La fonction présumée d’un agent de police suscite une émotion particulière. Il est accusé d’avoir soutenu le réseau en consultant sans autorisation des données policières confidentielles. Des enquêtes pour corruption et recel sont également menées contre lui et contre le chef présumé de l’organisation. Huit des neuf suspects sont déjà en détention provisoire.

Les investigations avaient déjà commencé en avril. Au cours de l’enquête, les autorités ont trouvé de nombreux indices qui ont finalement conduit aux vastes perquisitions. Lors de celles-ci, les agents ont saisi au total 23 armes à feu, dont plusieurs armes modifiées. Ils ont également découvert des grenades, des charges explosives et des détonateurs. À cela se sont ajoutés plus de 100 000 euros en espèces et trois véhicules attribués au réseau.

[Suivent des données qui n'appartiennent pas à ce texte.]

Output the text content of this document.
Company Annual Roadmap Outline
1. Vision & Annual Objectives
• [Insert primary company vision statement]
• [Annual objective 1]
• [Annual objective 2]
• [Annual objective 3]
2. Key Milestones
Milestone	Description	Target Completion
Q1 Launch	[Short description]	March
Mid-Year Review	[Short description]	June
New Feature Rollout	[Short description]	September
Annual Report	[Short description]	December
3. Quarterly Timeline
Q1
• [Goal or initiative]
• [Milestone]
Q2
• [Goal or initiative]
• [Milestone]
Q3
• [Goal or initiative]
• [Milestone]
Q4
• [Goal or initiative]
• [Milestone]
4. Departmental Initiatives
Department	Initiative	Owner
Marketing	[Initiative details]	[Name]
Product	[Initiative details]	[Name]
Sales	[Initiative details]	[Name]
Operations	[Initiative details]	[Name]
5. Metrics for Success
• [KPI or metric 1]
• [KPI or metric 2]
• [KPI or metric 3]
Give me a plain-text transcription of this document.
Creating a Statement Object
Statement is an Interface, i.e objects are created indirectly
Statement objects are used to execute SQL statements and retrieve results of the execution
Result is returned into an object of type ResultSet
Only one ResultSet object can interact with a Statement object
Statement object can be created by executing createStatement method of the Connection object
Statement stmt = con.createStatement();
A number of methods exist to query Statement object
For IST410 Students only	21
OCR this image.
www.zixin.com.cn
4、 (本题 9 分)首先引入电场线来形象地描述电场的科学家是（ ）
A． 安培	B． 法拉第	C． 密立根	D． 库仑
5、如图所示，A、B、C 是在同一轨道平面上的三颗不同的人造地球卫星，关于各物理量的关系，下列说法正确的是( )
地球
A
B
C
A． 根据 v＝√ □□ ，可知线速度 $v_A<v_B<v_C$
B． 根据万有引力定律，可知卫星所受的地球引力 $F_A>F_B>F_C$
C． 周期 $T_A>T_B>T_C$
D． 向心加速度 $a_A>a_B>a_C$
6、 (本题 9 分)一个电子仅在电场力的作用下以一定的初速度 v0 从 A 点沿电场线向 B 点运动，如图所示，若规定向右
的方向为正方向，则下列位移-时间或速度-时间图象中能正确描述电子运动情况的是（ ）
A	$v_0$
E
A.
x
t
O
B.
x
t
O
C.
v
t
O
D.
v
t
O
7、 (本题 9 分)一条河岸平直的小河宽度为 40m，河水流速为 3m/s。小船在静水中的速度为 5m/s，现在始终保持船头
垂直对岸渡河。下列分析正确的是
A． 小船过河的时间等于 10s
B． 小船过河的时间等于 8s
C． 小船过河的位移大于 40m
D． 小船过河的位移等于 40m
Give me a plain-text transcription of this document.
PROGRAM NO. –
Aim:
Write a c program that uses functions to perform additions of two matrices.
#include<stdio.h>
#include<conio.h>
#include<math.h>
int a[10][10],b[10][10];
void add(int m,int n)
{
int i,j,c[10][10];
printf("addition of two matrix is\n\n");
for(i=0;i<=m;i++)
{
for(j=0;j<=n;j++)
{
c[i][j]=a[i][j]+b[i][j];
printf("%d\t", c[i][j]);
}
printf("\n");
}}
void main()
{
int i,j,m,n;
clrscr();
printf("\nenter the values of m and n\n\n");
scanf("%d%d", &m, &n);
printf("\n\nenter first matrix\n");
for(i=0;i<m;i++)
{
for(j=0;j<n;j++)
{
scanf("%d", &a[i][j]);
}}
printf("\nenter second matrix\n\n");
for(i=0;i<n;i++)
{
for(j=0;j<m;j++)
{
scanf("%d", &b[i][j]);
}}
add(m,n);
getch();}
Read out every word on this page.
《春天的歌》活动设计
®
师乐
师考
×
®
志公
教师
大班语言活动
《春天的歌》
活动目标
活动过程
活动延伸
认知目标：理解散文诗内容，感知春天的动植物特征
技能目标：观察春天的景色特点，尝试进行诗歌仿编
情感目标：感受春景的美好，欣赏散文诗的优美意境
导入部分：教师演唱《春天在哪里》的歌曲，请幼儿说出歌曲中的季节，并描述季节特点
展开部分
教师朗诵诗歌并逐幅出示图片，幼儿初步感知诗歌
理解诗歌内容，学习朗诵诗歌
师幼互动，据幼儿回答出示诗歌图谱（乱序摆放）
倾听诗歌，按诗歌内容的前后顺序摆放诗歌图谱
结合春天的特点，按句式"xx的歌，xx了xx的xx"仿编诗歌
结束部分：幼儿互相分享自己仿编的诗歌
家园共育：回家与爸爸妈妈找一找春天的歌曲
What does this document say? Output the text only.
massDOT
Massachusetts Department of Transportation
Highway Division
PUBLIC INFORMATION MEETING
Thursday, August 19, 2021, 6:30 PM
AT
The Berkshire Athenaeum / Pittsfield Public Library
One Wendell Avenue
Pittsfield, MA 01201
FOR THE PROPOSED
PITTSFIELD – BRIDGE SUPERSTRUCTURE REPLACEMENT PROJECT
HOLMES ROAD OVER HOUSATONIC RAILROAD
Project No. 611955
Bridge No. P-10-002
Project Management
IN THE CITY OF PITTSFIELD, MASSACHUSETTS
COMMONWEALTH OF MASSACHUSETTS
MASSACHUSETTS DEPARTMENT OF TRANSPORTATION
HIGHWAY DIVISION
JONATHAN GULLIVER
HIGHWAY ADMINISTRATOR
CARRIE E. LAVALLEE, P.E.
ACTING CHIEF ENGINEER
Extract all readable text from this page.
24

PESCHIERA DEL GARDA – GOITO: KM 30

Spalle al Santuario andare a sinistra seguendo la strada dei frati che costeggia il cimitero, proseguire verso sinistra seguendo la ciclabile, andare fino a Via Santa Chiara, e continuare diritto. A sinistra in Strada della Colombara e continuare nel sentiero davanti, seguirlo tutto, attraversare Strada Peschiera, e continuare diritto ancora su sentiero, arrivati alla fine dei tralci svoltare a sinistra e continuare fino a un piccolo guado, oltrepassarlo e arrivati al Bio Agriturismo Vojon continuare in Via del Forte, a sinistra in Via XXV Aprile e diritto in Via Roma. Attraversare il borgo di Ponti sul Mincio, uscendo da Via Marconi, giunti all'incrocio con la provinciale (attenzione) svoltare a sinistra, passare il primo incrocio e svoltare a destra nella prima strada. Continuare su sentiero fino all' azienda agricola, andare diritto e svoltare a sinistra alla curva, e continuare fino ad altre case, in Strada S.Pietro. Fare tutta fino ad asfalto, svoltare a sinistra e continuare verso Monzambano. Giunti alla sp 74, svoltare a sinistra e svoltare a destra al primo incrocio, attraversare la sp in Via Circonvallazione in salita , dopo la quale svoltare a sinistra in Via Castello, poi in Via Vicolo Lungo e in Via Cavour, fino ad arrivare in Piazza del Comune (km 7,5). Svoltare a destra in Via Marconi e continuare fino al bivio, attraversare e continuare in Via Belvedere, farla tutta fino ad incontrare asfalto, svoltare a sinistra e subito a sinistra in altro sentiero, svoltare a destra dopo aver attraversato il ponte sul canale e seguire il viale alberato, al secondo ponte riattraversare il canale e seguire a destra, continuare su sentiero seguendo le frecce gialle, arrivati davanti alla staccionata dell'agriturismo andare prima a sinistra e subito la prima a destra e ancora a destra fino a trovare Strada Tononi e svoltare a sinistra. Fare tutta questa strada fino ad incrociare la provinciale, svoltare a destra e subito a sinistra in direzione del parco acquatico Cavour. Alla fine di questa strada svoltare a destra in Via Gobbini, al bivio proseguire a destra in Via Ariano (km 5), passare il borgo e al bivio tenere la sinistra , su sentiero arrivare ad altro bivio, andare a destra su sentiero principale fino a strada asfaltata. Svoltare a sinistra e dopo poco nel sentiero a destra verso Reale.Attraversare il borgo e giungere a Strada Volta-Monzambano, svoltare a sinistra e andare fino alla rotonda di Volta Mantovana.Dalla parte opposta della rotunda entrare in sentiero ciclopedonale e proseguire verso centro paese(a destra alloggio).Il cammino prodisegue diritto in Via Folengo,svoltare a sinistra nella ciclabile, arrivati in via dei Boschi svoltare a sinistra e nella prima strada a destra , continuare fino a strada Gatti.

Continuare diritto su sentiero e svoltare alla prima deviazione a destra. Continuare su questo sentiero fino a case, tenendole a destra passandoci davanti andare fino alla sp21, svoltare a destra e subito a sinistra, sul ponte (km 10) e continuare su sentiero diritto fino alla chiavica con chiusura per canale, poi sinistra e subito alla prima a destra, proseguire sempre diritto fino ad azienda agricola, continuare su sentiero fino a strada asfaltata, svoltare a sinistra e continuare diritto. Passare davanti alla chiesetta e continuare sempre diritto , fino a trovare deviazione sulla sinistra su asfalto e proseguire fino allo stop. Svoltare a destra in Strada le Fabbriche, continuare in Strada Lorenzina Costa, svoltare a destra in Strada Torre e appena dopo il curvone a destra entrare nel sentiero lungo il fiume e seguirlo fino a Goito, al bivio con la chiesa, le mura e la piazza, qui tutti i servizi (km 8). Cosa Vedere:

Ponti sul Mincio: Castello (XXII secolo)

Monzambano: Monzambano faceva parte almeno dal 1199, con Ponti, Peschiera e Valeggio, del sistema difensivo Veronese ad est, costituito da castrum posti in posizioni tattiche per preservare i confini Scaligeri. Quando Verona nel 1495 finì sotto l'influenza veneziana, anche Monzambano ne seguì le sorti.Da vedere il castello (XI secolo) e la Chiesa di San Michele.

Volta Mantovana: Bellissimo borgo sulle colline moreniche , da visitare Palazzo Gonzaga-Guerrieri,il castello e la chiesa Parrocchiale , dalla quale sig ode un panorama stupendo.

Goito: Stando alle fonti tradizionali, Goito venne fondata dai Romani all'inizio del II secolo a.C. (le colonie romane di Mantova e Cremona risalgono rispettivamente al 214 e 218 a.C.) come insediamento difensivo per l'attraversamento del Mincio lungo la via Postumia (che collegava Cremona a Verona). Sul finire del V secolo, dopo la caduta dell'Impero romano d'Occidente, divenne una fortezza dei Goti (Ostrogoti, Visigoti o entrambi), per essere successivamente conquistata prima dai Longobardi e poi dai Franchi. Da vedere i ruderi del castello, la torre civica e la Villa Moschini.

Selon les informations actuelles, le groupe approvisionnait principalement la région métropolitaine de Paris, tout en ayant la possibilité de distribuer des armes sur l’ensemble du territoire français. L’étroite coopération entre les autorités françaises et suisses, ainsi qu’Europol, souligne la dimension internationale de l’affaire. Les investigations se poursuivent. Pour l’instant, les autorités n’excluent pas de nouvelles arrestations ou des accusations supplémentaires.